Lights, Camera … LEARNING!

Music specialist Chris Olson has turned his room at Ellen Hopkins Elementary School into a video studio, where he and Joan Degerness produce their video lessons. (Photo/Nancy Hanson)

Nancy Edmonds Hanson

“It was so depressing,” elementary music specialist Chris Olson says, looking back on the early days of the pandemic when Moorhead’s elementary classrooms were cleared of students. “We all knew we had to keep our kids safe, but the feeling of community was taken away.

“We were afraid of losing our connection with the kids. They weren’t coming to us … so we had to find a way to go to them.”

And so they did, via video. Enter Doc Jumble and Mighty Music Woman … Nigel Pennywhistle and Penelopy … Godfather Drosselmeyer and the Sugar Plum Fairy … Spy Agents O and D … and a whole cast of characters expressly designed to accompany third-graders through the national online music curriculum called Quaver.

The unique educational superheroes are the creations of Chris, who teaches music at Ellen Hopkins Elementary, and Joan Degerness of Dorothy Dodds Elementary. So far, the dynamic duo has created 131 separate videos to introduce students and, not incidentally, their classroom teachers to the music essentials covered in the Quaver curriculum. From rhythm and melody to instruments, notes and tempo, each of the nationally certified units is introduced in kid-friendly style by the two teachers’ familiar faces, with a dollop of drama and a side of silliness.

Like all of their fellow teachers, music specialists from the four local schools collaborated on finding the best ways to reach their students. Chris and Joan chose third grade; other duos took on other levels. The same sharing occurred among the other PEMAH specialists (physical education, music, art and health), as it did among teachers in regular K-4 classrooms.

Chris and Joan, whose work is screened in all of the district’s 12 third-grade classrooms, have amped up the video aspect to the max. Along the way, Chris has turned his now-depopulated music classroom into a well-equipped video studio, complete with lights and a green-screen background. He and Joan, who creates all the characters and scripts their lines, appear on camera in low-budget costumes they put together from thrifty bargains.

The drama comes naturally to the two seasoned educators. Both are alumni of Trollwood Performing Arts Center. When the Moorhead district seized on video as a solution for communicating, they were naturals.

It began last fall when all eight music specialists put together a music video that has been shared far and wide. Set to “Old Town Road” by Lil Nas X, their version – spotlighting coronavirus-fighting tips like hand-washing, distancing and wearing masks – not only introduced pandemic precautions to the tune of the hit, but even featured a whistling solo by Superintendent Brandon Lunak. It was a hit not only among Moorhead families, but nationwide, when – to their amazement – it was featured on the syndicated news show “Inside Edition.” (You can watch it today on YouTube.)

“After that, we looked at each other and said, ‘We can do this,’” Chris says of the genesis of their productions.

Chris terms himself an eager learner. If he was going to make videos, there would be no halfway efforts. He started searching the internet for lighting and the green screen on which backgrounds could be projected, aided in part by a $100 gift from the Ellen Hopkins PTAC. He added a video-capable 50mm camera, then found a teleprompter on Facebook Garage Sale. He got some production tips from former student Devon Solwold, now a professional filmmaker. He also enrolled in an online video production course that explores every detail of professional video production.

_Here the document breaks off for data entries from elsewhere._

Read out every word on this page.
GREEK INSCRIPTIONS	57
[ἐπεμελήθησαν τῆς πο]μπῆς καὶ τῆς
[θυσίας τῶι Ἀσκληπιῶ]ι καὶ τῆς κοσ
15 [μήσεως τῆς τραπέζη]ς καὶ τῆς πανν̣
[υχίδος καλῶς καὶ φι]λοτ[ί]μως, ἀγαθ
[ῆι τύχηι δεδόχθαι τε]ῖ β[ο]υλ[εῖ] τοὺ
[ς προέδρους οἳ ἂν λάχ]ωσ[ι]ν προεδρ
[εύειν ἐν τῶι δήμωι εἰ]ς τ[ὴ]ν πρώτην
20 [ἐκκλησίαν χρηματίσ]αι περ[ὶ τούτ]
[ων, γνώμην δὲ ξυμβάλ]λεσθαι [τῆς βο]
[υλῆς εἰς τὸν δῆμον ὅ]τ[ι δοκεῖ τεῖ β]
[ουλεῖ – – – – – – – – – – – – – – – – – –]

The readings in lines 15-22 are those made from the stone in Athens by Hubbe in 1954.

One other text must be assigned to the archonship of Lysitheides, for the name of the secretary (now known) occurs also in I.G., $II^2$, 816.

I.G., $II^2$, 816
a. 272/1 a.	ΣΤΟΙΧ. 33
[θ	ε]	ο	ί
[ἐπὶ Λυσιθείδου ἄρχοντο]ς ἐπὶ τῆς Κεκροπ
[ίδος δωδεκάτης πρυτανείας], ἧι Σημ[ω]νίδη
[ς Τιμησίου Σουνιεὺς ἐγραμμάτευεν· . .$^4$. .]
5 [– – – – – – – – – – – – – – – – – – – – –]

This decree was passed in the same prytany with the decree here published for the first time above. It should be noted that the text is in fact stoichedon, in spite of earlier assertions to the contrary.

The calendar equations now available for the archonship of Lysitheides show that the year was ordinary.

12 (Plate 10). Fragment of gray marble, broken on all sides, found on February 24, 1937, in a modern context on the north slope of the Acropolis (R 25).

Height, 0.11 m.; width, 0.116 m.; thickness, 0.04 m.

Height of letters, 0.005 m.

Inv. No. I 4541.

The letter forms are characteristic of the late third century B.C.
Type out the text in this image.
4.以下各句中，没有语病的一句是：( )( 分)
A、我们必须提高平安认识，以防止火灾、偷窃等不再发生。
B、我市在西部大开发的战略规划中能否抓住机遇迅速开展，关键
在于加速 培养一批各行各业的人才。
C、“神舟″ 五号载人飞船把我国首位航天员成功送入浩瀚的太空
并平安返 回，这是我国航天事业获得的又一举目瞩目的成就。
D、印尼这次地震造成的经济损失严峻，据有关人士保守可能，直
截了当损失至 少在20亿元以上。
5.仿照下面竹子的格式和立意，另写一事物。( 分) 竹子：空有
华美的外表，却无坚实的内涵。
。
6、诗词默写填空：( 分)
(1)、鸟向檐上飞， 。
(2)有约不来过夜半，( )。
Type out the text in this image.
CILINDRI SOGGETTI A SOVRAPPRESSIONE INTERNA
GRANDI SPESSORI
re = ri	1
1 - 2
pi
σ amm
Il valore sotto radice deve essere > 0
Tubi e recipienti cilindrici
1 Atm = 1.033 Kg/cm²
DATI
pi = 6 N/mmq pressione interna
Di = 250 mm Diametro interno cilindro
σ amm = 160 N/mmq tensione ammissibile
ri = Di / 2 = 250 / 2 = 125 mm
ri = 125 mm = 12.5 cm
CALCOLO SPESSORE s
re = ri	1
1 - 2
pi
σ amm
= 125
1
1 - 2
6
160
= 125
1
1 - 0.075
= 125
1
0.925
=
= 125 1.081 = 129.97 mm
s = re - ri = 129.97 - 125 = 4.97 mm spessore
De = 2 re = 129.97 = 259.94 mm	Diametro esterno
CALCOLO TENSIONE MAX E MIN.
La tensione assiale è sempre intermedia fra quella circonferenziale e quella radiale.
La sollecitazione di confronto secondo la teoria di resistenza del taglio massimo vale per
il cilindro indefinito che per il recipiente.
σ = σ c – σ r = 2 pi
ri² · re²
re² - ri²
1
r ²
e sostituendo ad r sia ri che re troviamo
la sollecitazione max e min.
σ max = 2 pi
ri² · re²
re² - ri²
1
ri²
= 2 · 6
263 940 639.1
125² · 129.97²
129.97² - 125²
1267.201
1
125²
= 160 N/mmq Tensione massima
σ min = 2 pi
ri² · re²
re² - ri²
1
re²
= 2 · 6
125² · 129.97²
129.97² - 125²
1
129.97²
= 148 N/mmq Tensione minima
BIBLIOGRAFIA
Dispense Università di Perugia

Meanwhile, his colleague was adapting themes already familiar to students to wrap around Quaver’s serious instruction. From “The Magic School Bus” to “Mission Impossible,” Joan has drawn youngsters to their lessons with a dose of humor. Among the team’s most memorable productions was their own parody of the Macy’s Thanksgiving Day Parade with themselves as broadcast anchors and the other six music specialists as reporters on the scene, all encouraging students to sing out, safe in their distanced classrooms. Coming up: Star Wars.

Along the way, Chris has fallen in love with video as a communication tool. Not only does he intend to carry on next fall, as he and Hopkins colleague Axel Xiong have planned. He’s also laying the groundwork for an after-school club sharing what he has learned with third- and fourth-graders. “They’re the perfect age,” he comments, “curious but not all squirrelly.”

The forced move to teaching with video has had its bright side, he concludes, for at least some of the faculty. “Some people are super-excited to be done with it,” he concedes. “They just want their kids back in the classroom and to be able to get out there and teach.”

He empathizes: “Video strips us of that spirit of community. But it’s a way to extend anything we’re teaching in new directions.” One benefit, he says, has been able to expose students to guests like his friend Matt Gasper, who told them about ballet; he hopes to bring them together with more artists next year. Too, he and Joan have created an archive of kid-friendly videos that can be used for years to come.

In the meantime, Chris Olson has become a believer in the power of teaching with video. “When we started out, I was a little dubious. I hadn’t done anything like this,” he says. “Now, I’m in it for the long haul.